Bulletin of Canadian Petroleum Geology
Vol. 27 (1979), No. 3. (September), Pages 360-394

Structural Evolution of the Hosmer Thrust Sheet, Southeastern British Columbia

Gary L. Benvenuto, Raymond A. Price

ABSTRACT

The Hosmer thrust sheet is the structurally highest and westernmost component of the Cordilleran foreland thrust zone in the Fernie area. The thrust sheet comprises a sequence of middle Proterozoic to early Mesozoic unmetamorphosed sedimentary rocks up to 18 km thick. It was segmented into five major blocks by differential movements across prominent transverse and longitudinal faults as it was displaced first northeastward (8 km) and then southeastward (12 km) on the Hosmer thrust. The Hosmer nappe forms the leading edge of the sheet, and is a faulted overturned anticline separated by two right-hand tear faults into three segments that strike northwest, northeast and north. The entire thrust sheet was offset by later displacement (8 km) on the southwest-dipping Rocky Mountain Trench normal fault. Individual northeast-plunging structures in the Purcell Mountains west of the normal fault can be matched with their counterparts in the footwall of the normal fault in the Rocky Mountains where they are exposed at a lower structural level.

The Hosmer thrust formed across a northwest-dipping (20°) monocline. About 6 km of Cambrian to Middle Devonian strata that accumulated on the north side of the monocline as it formed are overlapped by Upper Devonian strata along an unconformity that bevels the Proterozoic Purcell Supergroup on the crest of the monocline.

The sinuous trace of the Hosmer thrust makes it possible to construct geological maps of the hanging wall and footwall. Southeast of the monocline the thrust follows a bedding-glide zone at the base of the Purcell Supergroup that is linked by a single "step" (or ramp) to a bedding-glide zone in Jurassic shales; however, north of the monocline the same bedding-glide zone in the Purcell Supergroup is linked to the glide zone in the Jurassic shales by three successive "steps" separating these bedding-glide zones from others in Cambrian shales and Devonian gypsum (that occur only north of the monocline). This produced a northeastward right-hand deflection of the "step" through the upper Paleozoic rocks in and beneath the Hosmer nappe, and it is responsible for the structural re-entrant that occurs between the northern and southern parts of the nappe.

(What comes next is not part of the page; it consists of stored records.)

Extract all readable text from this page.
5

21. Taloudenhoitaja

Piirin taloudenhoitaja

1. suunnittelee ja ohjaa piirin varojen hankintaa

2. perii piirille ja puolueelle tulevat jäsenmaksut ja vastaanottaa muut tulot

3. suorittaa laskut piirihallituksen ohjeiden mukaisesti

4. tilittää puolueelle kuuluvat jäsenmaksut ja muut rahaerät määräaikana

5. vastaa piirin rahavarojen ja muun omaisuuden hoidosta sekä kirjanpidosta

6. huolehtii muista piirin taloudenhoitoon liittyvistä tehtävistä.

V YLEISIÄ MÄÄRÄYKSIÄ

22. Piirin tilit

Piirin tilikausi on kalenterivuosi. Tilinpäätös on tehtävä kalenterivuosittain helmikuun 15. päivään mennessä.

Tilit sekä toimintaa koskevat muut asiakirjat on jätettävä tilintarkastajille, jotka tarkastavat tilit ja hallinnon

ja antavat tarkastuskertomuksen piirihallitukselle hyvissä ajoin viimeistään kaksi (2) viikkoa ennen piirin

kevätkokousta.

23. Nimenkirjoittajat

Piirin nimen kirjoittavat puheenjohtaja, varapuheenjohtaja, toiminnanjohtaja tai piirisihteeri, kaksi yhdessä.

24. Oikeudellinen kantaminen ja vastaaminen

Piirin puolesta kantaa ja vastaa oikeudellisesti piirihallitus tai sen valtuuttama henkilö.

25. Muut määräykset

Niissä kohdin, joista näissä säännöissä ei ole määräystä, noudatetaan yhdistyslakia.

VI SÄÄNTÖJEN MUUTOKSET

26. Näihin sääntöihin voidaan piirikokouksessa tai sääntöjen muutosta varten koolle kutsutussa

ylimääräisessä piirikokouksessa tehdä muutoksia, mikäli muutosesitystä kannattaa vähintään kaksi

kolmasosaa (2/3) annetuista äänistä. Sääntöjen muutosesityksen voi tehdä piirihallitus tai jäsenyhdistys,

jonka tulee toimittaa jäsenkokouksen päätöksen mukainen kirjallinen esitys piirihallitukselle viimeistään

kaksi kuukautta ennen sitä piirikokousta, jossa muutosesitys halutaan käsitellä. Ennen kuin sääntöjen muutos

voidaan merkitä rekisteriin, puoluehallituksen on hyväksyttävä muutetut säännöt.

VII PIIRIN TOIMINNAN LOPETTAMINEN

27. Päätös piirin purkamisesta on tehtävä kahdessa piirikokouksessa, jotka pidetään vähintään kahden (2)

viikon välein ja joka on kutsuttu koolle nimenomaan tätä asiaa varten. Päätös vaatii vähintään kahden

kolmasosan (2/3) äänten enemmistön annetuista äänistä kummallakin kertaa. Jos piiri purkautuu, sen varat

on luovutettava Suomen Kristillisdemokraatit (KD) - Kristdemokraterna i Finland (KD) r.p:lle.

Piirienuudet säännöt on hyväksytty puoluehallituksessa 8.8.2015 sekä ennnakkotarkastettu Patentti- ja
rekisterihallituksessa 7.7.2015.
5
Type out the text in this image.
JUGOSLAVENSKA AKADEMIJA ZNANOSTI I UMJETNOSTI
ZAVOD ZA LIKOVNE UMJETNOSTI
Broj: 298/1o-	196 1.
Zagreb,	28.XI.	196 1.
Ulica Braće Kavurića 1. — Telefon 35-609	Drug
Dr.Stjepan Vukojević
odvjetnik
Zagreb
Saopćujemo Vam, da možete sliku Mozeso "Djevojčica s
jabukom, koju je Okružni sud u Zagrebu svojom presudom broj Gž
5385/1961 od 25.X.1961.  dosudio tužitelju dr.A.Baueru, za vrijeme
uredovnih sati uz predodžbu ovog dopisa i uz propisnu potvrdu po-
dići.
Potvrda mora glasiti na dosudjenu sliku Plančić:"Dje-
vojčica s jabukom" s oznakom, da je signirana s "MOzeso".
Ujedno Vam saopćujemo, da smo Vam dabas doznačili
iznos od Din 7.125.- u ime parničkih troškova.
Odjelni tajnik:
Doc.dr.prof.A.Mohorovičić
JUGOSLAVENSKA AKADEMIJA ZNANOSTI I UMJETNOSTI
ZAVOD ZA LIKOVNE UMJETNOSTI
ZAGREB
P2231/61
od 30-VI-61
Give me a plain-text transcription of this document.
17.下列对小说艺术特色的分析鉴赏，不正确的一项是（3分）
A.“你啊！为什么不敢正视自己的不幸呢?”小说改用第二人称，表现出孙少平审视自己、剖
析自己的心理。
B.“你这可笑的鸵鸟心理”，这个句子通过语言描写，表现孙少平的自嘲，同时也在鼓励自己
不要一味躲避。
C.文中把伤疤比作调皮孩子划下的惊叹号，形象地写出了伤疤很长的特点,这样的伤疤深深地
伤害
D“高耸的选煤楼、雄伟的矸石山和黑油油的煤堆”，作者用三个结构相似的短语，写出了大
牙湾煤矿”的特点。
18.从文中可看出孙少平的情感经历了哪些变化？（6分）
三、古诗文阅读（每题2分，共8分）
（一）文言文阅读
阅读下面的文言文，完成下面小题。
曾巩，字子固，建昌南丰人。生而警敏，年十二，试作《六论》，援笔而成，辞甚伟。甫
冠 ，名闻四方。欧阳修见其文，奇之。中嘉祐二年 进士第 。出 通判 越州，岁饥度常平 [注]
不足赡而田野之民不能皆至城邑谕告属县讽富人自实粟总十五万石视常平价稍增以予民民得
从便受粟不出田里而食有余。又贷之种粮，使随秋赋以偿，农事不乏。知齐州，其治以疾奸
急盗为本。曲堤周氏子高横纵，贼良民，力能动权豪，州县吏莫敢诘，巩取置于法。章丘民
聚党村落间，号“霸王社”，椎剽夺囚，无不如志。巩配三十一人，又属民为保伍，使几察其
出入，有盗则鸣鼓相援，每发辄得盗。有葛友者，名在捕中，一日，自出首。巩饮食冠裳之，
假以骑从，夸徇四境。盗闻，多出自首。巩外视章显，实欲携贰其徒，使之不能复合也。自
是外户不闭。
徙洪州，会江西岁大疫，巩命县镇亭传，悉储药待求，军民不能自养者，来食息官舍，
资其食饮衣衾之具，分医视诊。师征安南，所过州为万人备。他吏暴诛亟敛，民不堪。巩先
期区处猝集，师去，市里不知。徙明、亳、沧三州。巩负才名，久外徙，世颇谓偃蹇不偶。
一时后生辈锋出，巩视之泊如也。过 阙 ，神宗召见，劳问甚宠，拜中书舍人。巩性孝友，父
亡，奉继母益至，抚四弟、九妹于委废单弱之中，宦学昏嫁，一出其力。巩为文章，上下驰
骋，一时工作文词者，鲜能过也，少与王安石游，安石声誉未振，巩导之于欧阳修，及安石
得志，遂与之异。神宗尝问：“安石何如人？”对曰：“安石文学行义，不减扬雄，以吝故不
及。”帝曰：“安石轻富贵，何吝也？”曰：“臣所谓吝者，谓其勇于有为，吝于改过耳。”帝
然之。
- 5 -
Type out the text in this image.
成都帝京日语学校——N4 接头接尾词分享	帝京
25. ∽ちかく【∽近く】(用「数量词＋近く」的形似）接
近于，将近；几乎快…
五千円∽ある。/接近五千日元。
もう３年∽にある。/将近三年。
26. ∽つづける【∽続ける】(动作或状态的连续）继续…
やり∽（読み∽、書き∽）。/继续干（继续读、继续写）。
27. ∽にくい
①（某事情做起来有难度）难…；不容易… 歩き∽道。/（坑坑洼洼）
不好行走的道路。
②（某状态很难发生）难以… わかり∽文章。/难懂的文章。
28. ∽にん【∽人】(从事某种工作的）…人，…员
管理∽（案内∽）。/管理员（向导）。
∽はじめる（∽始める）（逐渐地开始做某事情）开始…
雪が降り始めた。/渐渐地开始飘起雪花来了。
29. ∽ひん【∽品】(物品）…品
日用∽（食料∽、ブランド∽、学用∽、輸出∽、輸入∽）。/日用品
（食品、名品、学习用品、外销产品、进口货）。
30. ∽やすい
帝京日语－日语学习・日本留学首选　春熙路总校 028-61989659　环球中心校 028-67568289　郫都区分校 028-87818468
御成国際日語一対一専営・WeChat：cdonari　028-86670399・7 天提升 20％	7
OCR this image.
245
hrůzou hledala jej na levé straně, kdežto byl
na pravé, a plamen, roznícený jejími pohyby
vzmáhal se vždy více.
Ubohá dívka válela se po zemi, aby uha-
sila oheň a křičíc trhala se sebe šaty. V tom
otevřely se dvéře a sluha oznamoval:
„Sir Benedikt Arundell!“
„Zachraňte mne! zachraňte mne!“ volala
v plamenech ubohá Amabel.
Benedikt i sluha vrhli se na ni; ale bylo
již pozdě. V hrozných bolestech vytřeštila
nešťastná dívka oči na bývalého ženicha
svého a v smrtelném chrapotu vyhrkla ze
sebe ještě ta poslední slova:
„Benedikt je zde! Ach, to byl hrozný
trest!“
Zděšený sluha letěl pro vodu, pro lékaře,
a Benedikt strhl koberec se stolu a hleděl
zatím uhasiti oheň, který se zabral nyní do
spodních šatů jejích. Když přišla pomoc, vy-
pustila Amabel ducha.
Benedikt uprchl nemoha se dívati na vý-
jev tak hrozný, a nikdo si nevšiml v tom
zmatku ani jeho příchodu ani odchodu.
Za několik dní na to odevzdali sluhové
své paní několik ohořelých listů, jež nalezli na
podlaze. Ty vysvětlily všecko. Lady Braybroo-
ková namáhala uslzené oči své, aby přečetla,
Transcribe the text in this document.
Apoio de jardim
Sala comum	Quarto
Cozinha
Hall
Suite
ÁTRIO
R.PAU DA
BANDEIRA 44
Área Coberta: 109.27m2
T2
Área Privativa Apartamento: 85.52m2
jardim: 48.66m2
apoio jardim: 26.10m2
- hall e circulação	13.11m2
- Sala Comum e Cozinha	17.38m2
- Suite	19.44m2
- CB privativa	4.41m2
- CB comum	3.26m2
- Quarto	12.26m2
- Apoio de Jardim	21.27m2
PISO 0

During northeastward displacement of the thrust sheet, the northeast-trending Moyie-Dibble fault formed along the flank of the monocline as the locus of vertical adjustment between the thicker and thinner parts of the sheet. It propagated eastward through the Hosmer nappe as a right-hand reverse fault when the direction of displacement of the northern part of the thrust sheet changed from northeast to southeast, and the part of the Hosmer thrust fault south of the monocline became inactive.